Based on the results of Table 19.1, it is clear that every watershed fits (the average of) others within its elevation group far better than it fits the average of the other elevation group. Overall, the mid-elevation group seems to display more internal consistency than the low-elevation group, judging by the higher R2pred values within the group.
Paradoxically, North Fork Slate Creek has the distinction of having the highest correlation both to others within its group (0.8302) and to the average of the other groups (0.4118).
It is now time to ask the geoscience experts where they want to go next with this data.
EXERCISES
-
Perform a similar analysis comparing the high- and low-elevation groups.
- Fit a Fourier series to each watershed and find the estimated AR(m) order of the residuals.
- Plot the averaged watershed value for the high-elevation groups and discuss how this plot compares to the other watersheds. Is there any sense in which the shapes of the three groups form a natural progression from low to high elevations?
- Form a plot similar to Figure 19.4 using Frenchman Creek.

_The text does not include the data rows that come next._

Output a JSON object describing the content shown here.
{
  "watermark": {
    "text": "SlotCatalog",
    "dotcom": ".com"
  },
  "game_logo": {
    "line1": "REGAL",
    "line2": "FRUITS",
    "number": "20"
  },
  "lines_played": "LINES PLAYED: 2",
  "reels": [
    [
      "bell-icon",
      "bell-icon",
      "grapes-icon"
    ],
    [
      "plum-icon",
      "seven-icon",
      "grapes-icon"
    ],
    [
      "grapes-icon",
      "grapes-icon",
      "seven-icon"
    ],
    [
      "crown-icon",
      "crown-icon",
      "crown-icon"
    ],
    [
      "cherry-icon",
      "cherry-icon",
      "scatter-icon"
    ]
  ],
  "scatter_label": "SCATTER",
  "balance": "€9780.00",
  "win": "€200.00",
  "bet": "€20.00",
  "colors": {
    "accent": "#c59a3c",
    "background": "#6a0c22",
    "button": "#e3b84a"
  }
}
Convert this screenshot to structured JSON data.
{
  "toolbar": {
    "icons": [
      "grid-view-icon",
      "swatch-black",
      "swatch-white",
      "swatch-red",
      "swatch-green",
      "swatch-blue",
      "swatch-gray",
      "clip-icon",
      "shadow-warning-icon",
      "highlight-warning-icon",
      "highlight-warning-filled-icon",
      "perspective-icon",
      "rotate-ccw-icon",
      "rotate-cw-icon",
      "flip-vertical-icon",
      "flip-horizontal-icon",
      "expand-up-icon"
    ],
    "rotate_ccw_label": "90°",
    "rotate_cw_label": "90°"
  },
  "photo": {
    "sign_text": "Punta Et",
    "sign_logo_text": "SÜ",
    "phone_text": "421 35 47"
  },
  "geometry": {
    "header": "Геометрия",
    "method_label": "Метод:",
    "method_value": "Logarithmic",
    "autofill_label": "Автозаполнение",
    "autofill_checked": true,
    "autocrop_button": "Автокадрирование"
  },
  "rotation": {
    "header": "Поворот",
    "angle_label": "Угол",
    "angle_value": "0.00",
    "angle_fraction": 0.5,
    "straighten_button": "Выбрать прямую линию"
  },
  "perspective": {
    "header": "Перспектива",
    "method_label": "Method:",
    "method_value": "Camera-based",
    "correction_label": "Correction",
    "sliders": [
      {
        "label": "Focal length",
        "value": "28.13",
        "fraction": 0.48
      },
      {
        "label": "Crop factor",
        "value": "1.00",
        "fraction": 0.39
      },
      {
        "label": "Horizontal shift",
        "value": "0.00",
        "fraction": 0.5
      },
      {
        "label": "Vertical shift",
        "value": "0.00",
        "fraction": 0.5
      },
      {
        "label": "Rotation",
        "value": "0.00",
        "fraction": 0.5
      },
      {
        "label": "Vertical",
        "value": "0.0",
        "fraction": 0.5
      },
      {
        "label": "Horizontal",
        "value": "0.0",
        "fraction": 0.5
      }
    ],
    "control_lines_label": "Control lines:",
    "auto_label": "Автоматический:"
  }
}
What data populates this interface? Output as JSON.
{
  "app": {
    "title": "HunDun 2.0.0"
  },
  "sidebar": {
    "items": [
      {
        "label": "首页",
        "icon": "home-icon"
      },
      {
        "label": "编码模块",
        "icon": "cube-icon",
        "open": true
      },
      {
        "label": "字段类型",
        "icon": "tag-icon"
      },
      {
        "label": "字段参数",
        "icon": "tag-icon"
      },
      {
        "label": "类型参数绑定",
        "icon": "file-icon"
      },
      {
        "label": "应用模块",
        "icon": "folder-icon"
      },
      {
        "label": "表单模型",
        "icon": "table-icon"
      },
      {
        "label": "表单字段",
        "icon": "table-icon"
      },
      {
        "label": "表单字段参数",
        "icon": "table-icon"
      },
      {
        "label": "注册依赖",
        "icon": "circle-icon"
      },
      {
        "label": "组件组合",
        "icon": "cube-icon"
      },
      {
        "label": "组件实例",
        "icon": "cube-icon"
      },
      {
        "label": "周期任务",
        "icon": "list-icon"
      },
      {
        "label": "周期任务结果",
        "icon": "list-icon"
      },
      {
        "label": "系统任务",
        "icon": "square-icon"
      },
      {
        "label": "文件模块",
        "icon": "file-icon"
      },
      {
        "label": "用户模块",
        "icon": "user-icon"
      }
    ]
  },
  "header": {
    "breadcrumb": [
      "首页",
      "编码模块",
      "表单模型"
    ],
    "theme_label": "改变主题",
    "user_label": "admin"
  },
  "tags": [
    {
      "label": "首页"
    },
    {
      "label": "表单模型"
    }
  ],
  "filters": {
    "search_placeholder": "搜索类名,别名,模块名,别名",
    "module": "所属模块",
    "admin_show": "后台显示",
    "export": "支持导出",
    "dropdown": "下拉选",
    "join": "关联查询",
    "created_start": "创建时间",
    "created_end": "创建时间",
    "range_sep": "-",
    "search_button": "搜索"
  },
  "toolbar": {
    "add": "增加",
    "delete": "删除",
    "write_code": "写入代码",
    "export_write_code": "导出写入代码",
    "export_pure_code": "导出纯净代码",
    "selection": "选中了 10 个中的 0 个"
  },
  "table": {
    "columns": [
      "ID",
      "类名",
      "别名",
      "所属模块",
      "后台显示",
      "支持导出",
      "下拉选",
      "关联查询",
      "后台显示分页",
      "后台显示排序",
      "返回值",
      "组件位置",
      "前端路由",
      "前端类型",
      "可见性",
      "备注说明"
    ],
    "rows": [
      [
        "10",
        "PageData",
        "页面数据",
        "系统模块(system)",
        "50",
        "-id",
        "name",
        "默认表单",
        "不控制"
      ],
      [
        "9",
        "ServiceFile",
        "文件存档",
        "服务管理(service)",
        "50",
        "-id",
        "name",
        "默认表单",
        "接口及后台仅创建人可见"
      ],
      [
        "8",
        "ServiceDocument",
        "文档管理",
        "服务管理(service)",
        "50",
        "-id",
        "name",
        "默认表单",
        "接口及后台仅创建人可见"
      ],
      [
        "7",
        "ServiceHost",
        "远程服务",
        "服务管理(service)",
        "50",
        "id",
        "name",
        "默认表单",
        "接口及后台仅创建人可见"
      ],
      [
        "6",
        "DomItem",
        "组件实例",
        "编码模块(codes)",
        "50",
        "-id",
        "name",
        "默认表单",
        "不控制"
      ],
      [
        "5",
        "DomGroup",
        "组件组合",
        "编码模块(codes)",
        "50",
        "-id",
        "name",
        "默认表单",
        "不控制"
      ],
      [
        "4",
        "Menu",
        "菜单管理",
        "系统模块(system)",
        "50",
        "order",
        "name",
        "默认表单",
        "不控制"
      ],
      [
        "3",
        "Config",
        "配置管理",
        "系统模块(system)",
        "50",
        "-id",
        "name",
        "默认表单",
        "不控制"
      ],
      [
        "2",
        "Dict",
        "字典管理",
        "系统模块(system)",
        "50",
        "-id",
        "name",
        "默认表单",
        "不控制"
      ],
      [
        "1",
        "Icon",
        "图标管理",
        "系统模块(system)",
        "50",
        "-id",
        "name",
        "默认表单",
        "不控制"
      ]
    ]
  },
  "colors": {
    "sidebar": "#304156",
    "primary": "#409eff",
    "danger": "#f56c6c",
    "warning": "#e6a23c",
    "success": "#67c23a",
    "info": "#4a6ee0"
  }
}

- Form a table as in the chapter, but comparing the low to the high elevations.
- Perform the analysis without filtering the data.
- Perform the analysis filtering the data [parts (iii) and (iv) will be different].
Observe that the patterns are the same in both tables (filtered and unfiltered), although the R2 values are consistently higher for the unfiltered analysis. Explain why this pattern occurs.